La democracia no es un mercado. Por eso exige más que unas elecciones periódicas. Una democracia real requiere unos mínimos de igualdad material, servicios públicos fuertes y mecanismos reales de participación. Sin todo eso, el mercado no es un espacio de libertad, sino una jungla donde solo sobreviven los más poderosos.
Sin embargo, no se trata de eliminar el mercado, obviar la importancia del emprendimiento o regresar a modelos autoritarios de planificación central. El desafío es mucho más complejo y maduro: encontrar mayores cotas de equilibrio entre unas democracias locales y el capitalismo global. Sin instituciones y tribunales internacionales sólidamente constituidos en plenitud de competencias no habrá garantías contra la voracidad del interés económico.
Das Kapital terminó asesinando a la ideología. Ahora EE.UU. implementa políticas proteccionistas y China, neoliberales. Lo único que puede regular todas las expresiones del capitalismo es una democracia participativa que limite la acumulación excesiva de poder público y de riqueza, que pueda garantizar el acceso universal a derechos elementales como la educación, la salud y la vivienda, y democratizar también el ámbito económico, promoviendo que se respeten y no se atropellen los derechos de los trabajadores.
Vivimos tiempos de rearme pero, como ha dicho recientemente el obispo de Teruel, el futuro de Europa está realmente sujeto a un rearme moral, no armamentístico.

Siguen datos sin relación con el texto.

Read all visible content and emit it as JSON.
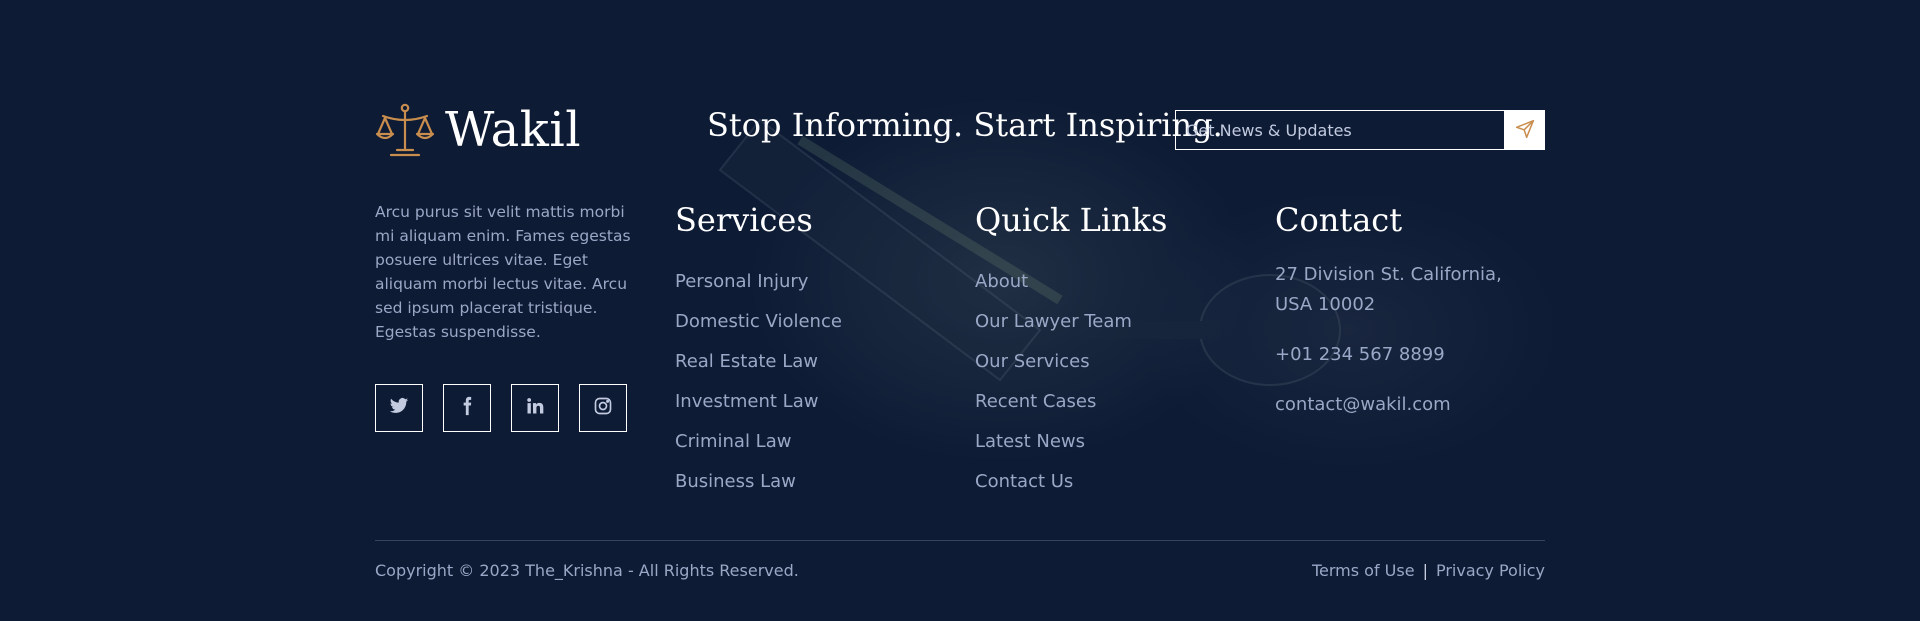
{
  "brand": {
    "name": "Wakil",
    "logo_icon": "scales-of-justice-icon",
    "accent_color": "#c98d4e"
  },
  "tagline": "Stop Informing. Start Inspiring.",
  "newsletter": {
    "placeholder": "Get News & Updates",
    "submit_icon": "paper-plane-icon"
  },
  "about": {
    "text": "Arcu purus sit velit mattis morbi mi aliquam enim. Fames egestas posuere ultrices vitae. Eget aliquam morbi lectus vitae. Arcu sed ipsum placerat tristique. Egestas suspendisse."
  },
  "socials": [
    {
      "icon": "twitter-icon"
    },
    {
      "icon": "facebook-icon"
    },
    {
      "icon": "linkedin-icon"
    },
    {
      "icon": "instagram-icon"
    }
  ],
  "services": {
    "title": "Services",
    "items": [
      "Personal Injury",
      "Domestic Violence",
      "Real Estate Law",
      "Investment Law",
      "Criminal Law",
      "Business Law"
    ]
  },
  "quick_links": {
    "title": "Quick Links",
    "items": [
      "About",
      "Our Lawyer Team",
      "Our Services",
      "Recent Cases",
      "Latest News",
      "Contact Us"
    ]
  },
  "contact": {
    "title": "Contact",
    "address_line1": "27 Division St. California,",
    "address_line2": "USA 10002",
    "phone": "+01 234 567 8899",
    "email": "contact@wakil.com"
  },
  "bottom": {
    "copyright": "Copyright © 2023 The_Krishna - All Rights Reserved.",
    "terms": "Terms of Use",
    "separator": "|",
    "privacy": "Privacy Policy"
  },
  "colors": {
    "background": "#0d1b35",
    "text_muted": "#9ba7c6",
    "heading": "#ffffff"
  }
}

Es el único que puede garantizar el bien común. Y ese rearme nadie nos lo va a regalar. El prelado propone varias formas de lograrlo: el cuidado del respeto y el apoyo en las relaciones interpersonales; una defensa de la vida en todas sus fases, que contemple a los más vulnerables y masacrados, entre ellos los migrantes; cultivar el silencio y la interioridad, el autoconocimiento, la espiritualidad y la búsqueda de la verdad; por último, comprometerse en la búsqueda del bien común tanto política, social y culturalmente, en la tarea legislativa y administrativa, esto es, en todos los ámbitos de la multiforme res pública.

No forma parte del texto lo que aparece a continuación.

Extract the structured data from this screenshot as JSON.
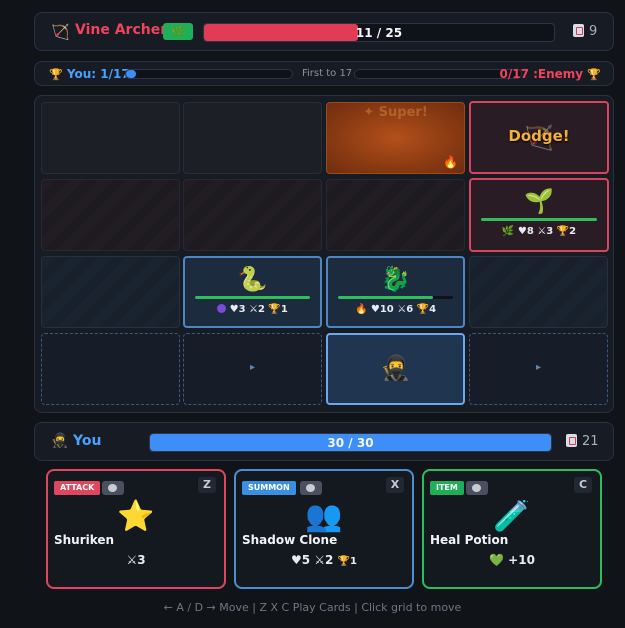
{
  "enemy": {
    "icon": "🏹",
    "name": "Vine Archer",
    "element_icon": "🌿",
    "hp_text": "11 / 25",
    "hp_fraction": 0.44,
    "hp_color": "#e23b55",
    "deck_count": "9"
  },
  "score": {
    "you_label": "You: 1/17",
    "you_fraction": 0.059,
    "goal": "First to 17",
    "enemy_label": "0/17 :Enemy",
    "enemy_fraction": 0,
    "trophy_icon": "🏆"
  },
  "board": {
    "fire_cell": {
      "faint_text": "✦ Super!",
      "corner_icon": "🔥"
    },
    "dodge_cell": {
      "icon": "🏹",
      "text": "Dodge!"
    },
    "enemy_unit": {
      "emoji": "🌱",
      "stats": "🌿 ♥8 ⚔3 🏆2",
      "hp_fraction": 1.0
    },
    "snake_unit": {
      "emoji": "🐍",
      "stats": "♥3 ⚔2 🏆1",
      "hp_fraction": 1.0
    },
    "dragon_unit": {
      "emoji": "🐉",
      "stats": "🔥 ♥10 ⚔6 🏆4",
      "hp_fraction": 0.83
    },
    "player_unit": {
      "emoji": "🥷"
    },
    "move_arrow": "▸"
  },
  "player": {
    "icon": "🥷",
    "name": "You",
    "hp_text": "30 / 30",
    "hp_fraction": 1.0,
    "hp_color": "#3e8ef7",
    "deck_count": "21"
  },
  "cards": [
    {
      "type": "ATTACK",
      "key": "Z",
      "emoji": "⭐",
      "name": "Shuriken",
      "stat": "⚔3"
    },
    {
      "type": "SUMMON",
      "key": "X",
      "emoji": "👥",
      "name": "Shadow Clone",
      "stat": "♥5 ⚔2",
      "stat_extra": "🏆1"
    },
    {
      "type": "ITEM",
      "key": "C",
      "emoji": "🧪",
      "name": "Heal Potion",
      "stat": "💚 +10"
    }
  ],
  "help": "← A / D → Move | Z X C Play Cards | Click grid to move"
}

La democracia ha demostrado que no puede vivir eternamente ni de valores pasados ni de los valores de otros. La democracia exige virtud. Y la virtud se la imprimen las diferentes comunidades de sentido, tradiciones culturales y religiosas, cosmovisiones y sensibilidades que conviven, se respetan y se enriquecen mutuamente en el marco del respeto a los Derechos Humanos y en la búsqueda del bien común. Hoy hay que defender a las democracias de su propia debilidad, y esto solo puede hacerse mediante el ejercicio de la verdadera libertad.
Felicito por ello al grupo variopinto de ciudadanos que han fundado en Écija el Colectivo por la Democracia. Ojalá y se funden muchos más espacios de reflexión, análisis social y promoción de la cultura democrática. Solo recuperando el sentido profundo de la democracia —como autogobierno del pueblo y no como mercado de consumidores— podremos revertir esta deriva. Y solo cuando dejemos de confundir libertad con capitalismo podremos empezar a construir sociedades realmente libres.